顔のほてりやうつ状態を引き起こす活性酸素


 体温調節を行う脳内の「視床下部」という部分が多くの活性酸素にさらされると、ホットフラッシュを引き起こすホルモンが分泌され、顔がほてる、汗をかくなどの不快な症状があらわれます。
 脳は活性酸素にさらされると、傷ついたり、機能が低下する危険性があります。そこで、活性酸素から脳を守るエストロゲンの代わりに、活性酸素を消す「ノルエピネフリン」という物質が放出されるのですが、ノルエピネフリンはホルモン分泌を促す働きがあるため、活性酸素を消すとともに、ホットフラッシュを引き起こすホルモンの分泌を異常に増やしてしまうのです。
 さらにストレスによって脳がより多くの活性酸素にさらされると、うつ状態を引き起こすコルチゾールというホルモンがたくさん分泌されます。そして血液中のコルチゾールが高濃度のままになると、脳の機能が低下し、うつ状態に陥ってしまうのです。

 

活性酸素を消すと更年期障害は軽くなる
 

 更年期障害の女性の脳内は過剰な活性酸素にさらされていて、症状が重い方は活性酸素を消す力が低下して、脳機能の低下や調節力の乱れが生じやすくなっています。この過剰な活性酸素が、うつ状態、もの忘れ、不安感、そしてホットフラッシュなどを引き起こす大きな要因といわれています。
 従って、過剰な活性酸素を消すことが更年期障害を軽くする重要なポイントなのです。


活性酸素を消す2つの方法


●1.亜鉛・セレンを摂取して酵素の数を増やすこと


 SODやGH-Pxなどの酵素は多くの活性酸素を消すことができますが、必須微量ミネラルの亜鉛・セレンなどの摂取が不足すると酵素の数が減少します。現代人は必須ミネラルが摂取不足の傾向がありますので、亜鉛・セレンなどのミネラルをしっかり補給して酵素を増やし、過剰な活性酸素を消して更年期をさわやかに過ごすことが大切です。


●2.抗酸化物質を積極的に摂取すること
 

 最強の抗酸化物質でもある女性ホルモンのエストロゲンのように、活性酸素を消す抗酸化物質を積極的に摂取することが大切です。ビタミンCやビタミンEなどにも活性酸素を消す力がありますが、細胞内には吸収されにくく、効果が出にくいようです。
 近年カキ肉からビタミンCやビタミンEよりも活性酸素を消す能力が高く、しかも細胞内に吸収されやすい抗酸化物質「CG7」が発見され注目されています。吸収されやすい抗酸化物質を摂取し、活性酸素を効果的に消して、すがすがしい毎日を送りましょう。


エストロゲン様作用を有するもの


 イソフラボンが活性酸素を抑制. イソフラボンは活性酸素を抑える抗酸化作用と、女性ホルモンのエストロゲン様の働きがあります。イソフラボンを摂取することにより、体内の増えすぎた活性酸素が抑制され、細胞や血管の老化を食い止めます。
 イソフラボンの抗酸化作用は細胞と血管の老化を防止し、病気から体を守るほかにも、しわやたるみ、 しみなどの肌の老化を遅らせ、若々しい素肌を保つのに有効です。

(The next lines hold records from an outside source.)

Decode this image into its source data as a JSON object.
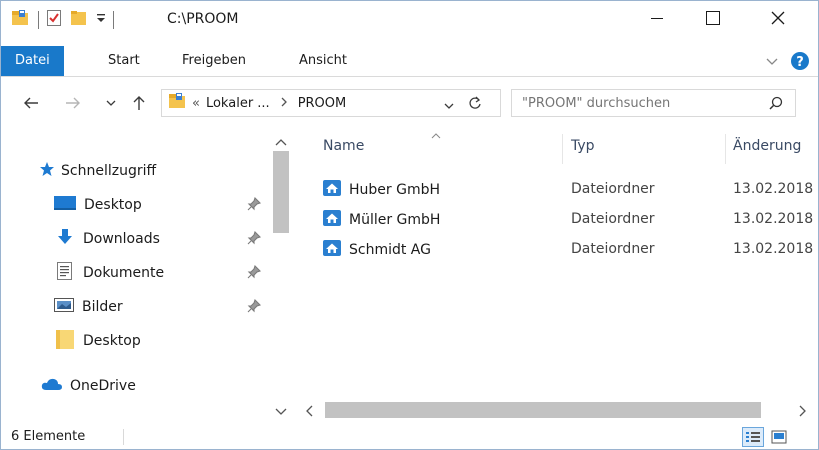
{
  "window": {
    "title": "C:\\PROOM",
    "minimize_icon": "minimize-icon",
    "maximize_icon": "maximize-icon",
    "close_icon": "close-icon"
  },
  "ribbon": {
    "tabs": [
      {
        "label": "Datei",
        "active": true
      },
      {
        "label": "Start",
        "active": false
      },
      {
        "label": "Freigeben",
        "active": false
      },
      {
        "label": "Ansicht",
        "active": false
      }
    ],
    "accent_color": "#1979ca"
  },
  "navigation": {
    "breadcrumb_prefix": "«",
    "breadcrumb": [
      "Lokaler ...",
      "PROOM"
    ],
    "search_placeholder": "\"PROOM\" durchsuchen"
  },
  "nav_pane": {
    "items": [
      {
        "label": "Schnellzugriff",
        "icon": "star-icon",
        "pinned": false
      },
      {
        "label": "Desktop",
        "icon": "desktop-icon",
        "pinned": true
      },
      {
        "label": "Downloads",
        "icon": "download-icon",
        "pinned": true
      },
      {
        "label": "Dokumente",
        "icon": "document-icon",
        "pinned": true
      },
      {
        "label": "Bilder",
        "icon": "pictures-icon",
        "pinned": true
      },
      {
        "label": "Desktop",
        "icon": "folder-icon",
        "pinned": false
      },
      {
        "label": "OneDrive",
        "icon": "cloud-icon",
        "pinned": false
      }
    ]
  },
  "file_list": {
    "columns": [
      "Name",
      "Typ",
      "Änderung"
    ],
    "rows": [
      {
        "name": "Huber GmbH",
        "type": "Dateiordner",
        "date": "13.02.2018"
      },
      {
        "name": "Müller GmbH",
        "type": "Dateiordner",
        "date": "13.02.2018"
      },
      {
        "name": "Schmidt AG",
        "type": "Dateiordner",
        "date": "13.02.2018"
      }
    ]
  },
  "status_bar": {
    "count": "6 Elemente"
  }
}
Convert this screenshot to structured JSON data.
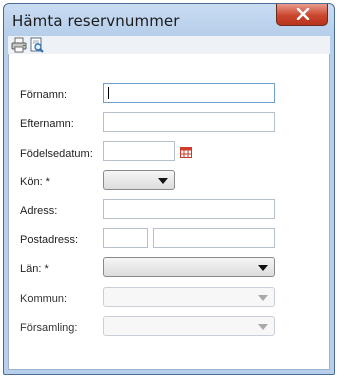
{
  "window": {
    "title": "Hämta reservnummer"
  },
  "toolbar": {
    "icons": [
      "printer-icon",
      "print-preview-icon"
    ]
  },
  "form": {
    "fornamn": {
      "label": "Förnamn:",
      "value": ""
    },
    "efternamn": {
      "label": "Efternamn:",
      "value": ""
    },
    "fodelsedatum": {
      "label": "Födelsedatum:",
      "value": ""
    },
    "kon": {
      "label": "Kön: *",
      "value": ""
    },
    "adress": {
      "label": "Adress:",
      "value": ""
    },
    "postadress": {
      "label": "Postadress:",
      "postnummer": "",
      "ort": ""
    },
    "lan": {
      "label": "Län: *",
      "value": ""
    },
    "kommun": {
      "label": "Kommun:",
      "value": ""
    },
    "forsamling": {
      "label": "Församling:",
      "value": ""
    }
  },
  "colors": {
    "titlebar": "#b7cfeb",
    "close_button": "#c9462d",
    "calendar_icon": "#d33a2a"
  }
}
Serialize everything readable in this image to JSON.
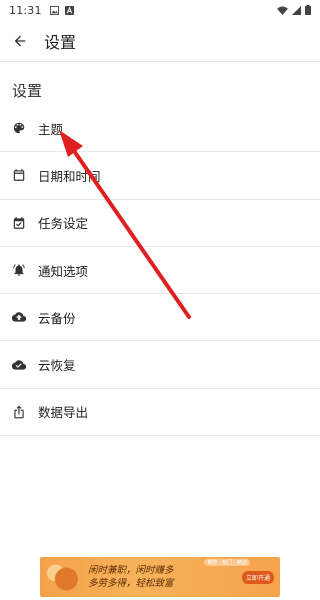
{
  "status_bar": {
    "time": "11:31"
  },
  "app_bar": {
    "title": "设置"
  },
  "section": {
    "title": "设置"
  },
  "items": [
    {
      "label": "主题",
      "icon": "palette-icon"
    },
    {
      "label": "日期和时间",
      "icon": "calendar-icon"
    },
    {
      "label": "任务设定",
      "icon": "calendar-check-icon"
    },
    {
      "label": "通知选项",
      "icon": "bell-icon"
    },
    {
      "label": "云备份",
      "icon": "cloud-upload-icon"
    },
    {
      "label": "云恢复",
      "icon": "cloud-done-icon"
    },
    {
      "label": "数据导出",
      "icon": "share-icon"
    }
  ],
  "annotation": {
    "color": "#e02020"
  },
  "ad": {
    "text_line1": "闲时兼职，闲时赚多",
    "text_line2": "多劳多得，轻松致富",
    "badge": "推荐 · 热门 · 精选",
    "cta": "立即开通"
  }
}
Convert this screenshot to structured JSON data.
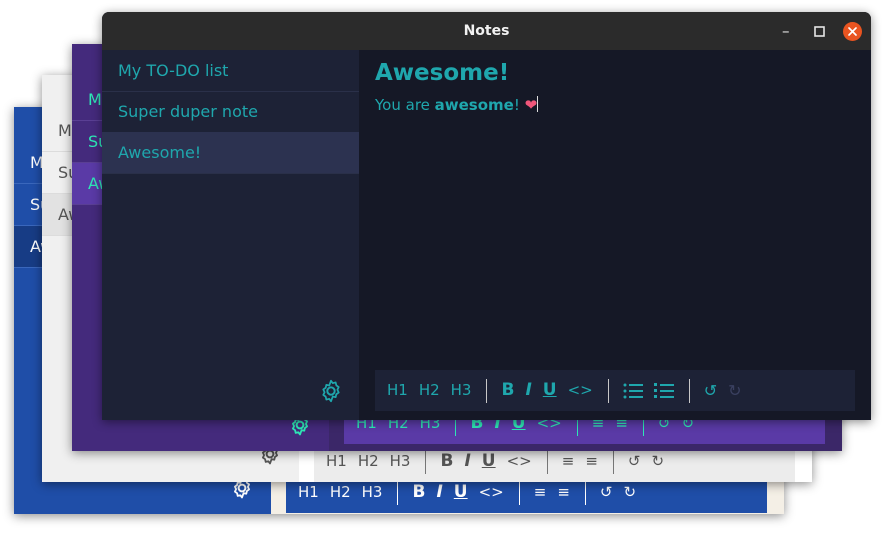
{
  "window": {
    "title": "Notes",
    "controls": {
      "minimize": "–",
      "maximize": "□",
      "close": "✕"
    }
  },
  "notes": [
    {
      "title": "My TO-DO list"
    },
    {
      "title": "Super duper note"
    },
    {
      "title": "Awesome!"
    }
  ],
  "back_windows": {
    "blue": {
      "items": [
        "M",
        "Su",
        "Aw"
      ]
    },
    "light": {
      "items": [
        "M",
        "Su",
        "Aw"
      ]
    },
    "purple": {
      "items": [
        "M",
        "Su",
        "Aw"
      ]
    }
  },
  "editor": {
    "heading": "Awesome!",
    "body_prefix": "You are ",
    "body_bold": "awesome",
    "body_suffix": "! ",
    "emoji": "❤"
  },
  "toolbar": {
    "h1": "H1",
    "h2": "H2",
    "h3": "H3",
    "bold": "B",
    "italic": "I",
    "underline": "U",
    "code": "<>",
    "undo": "↺",
    "redo": "↻"
  },
  "themes": {
    "main_accent": "#1fa7ad",
    "purple_accent": "#2ee8b6",
    "blue_bg": "#1f4ea8"
  },
  "icons": [
    "gear-icon",
    "bullet-list-icon",
    "numbered-list-icon",
    "undo-icon",
    "redo-icon",
    "close-icon",
    "maximize-icon",
    "minimize-icon"
  ]
}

 大豆イソフラボンの特徴は、女性ホルモン「エストロゲン」(卵胞ホルモン)に似た働きをし、女性の美しさや若々しさを手助けしてくれる事にあります。
 加齢とともにエストロゲンの分泌量が減少すると、やがて更年期、閉経を迎え、それに伴い、「更年期障害」と呼ばれる体と心のトラブルがみられることがあります。そこで大豆イソフラボンは、エストロゲンの不足を補い、トラブルを予防してくれるのです。


 ザクロはエストロゲン様作用を有することで注目されていましたが、抗酸化作用においても突出した活性を有することが明らかとなりました。
 ザクロ、プルーン、ブルーベリー等の抗酸化作用は、主に、アントシアニンやタンニンなどのポリフェノール類によるものと考えられます。
 
 
 このように、女性ホルモンの働きを補助するために抗酸化食品を積極的に摂取する必要があります。


女性に多い頭痛 薬物乱用片頭痛


市販の鎮痛薬の弊害


 私達は、日常的に感じる極く軽度の頭痛に対して、多くの方々は安易に「市販の鎮痛薬」を服用しています。

 
  このような日常的に感じる極く軽度の頭痛に対して、市販の鎮痛薬を服用を繰り返せばどのようになるのでしょうか。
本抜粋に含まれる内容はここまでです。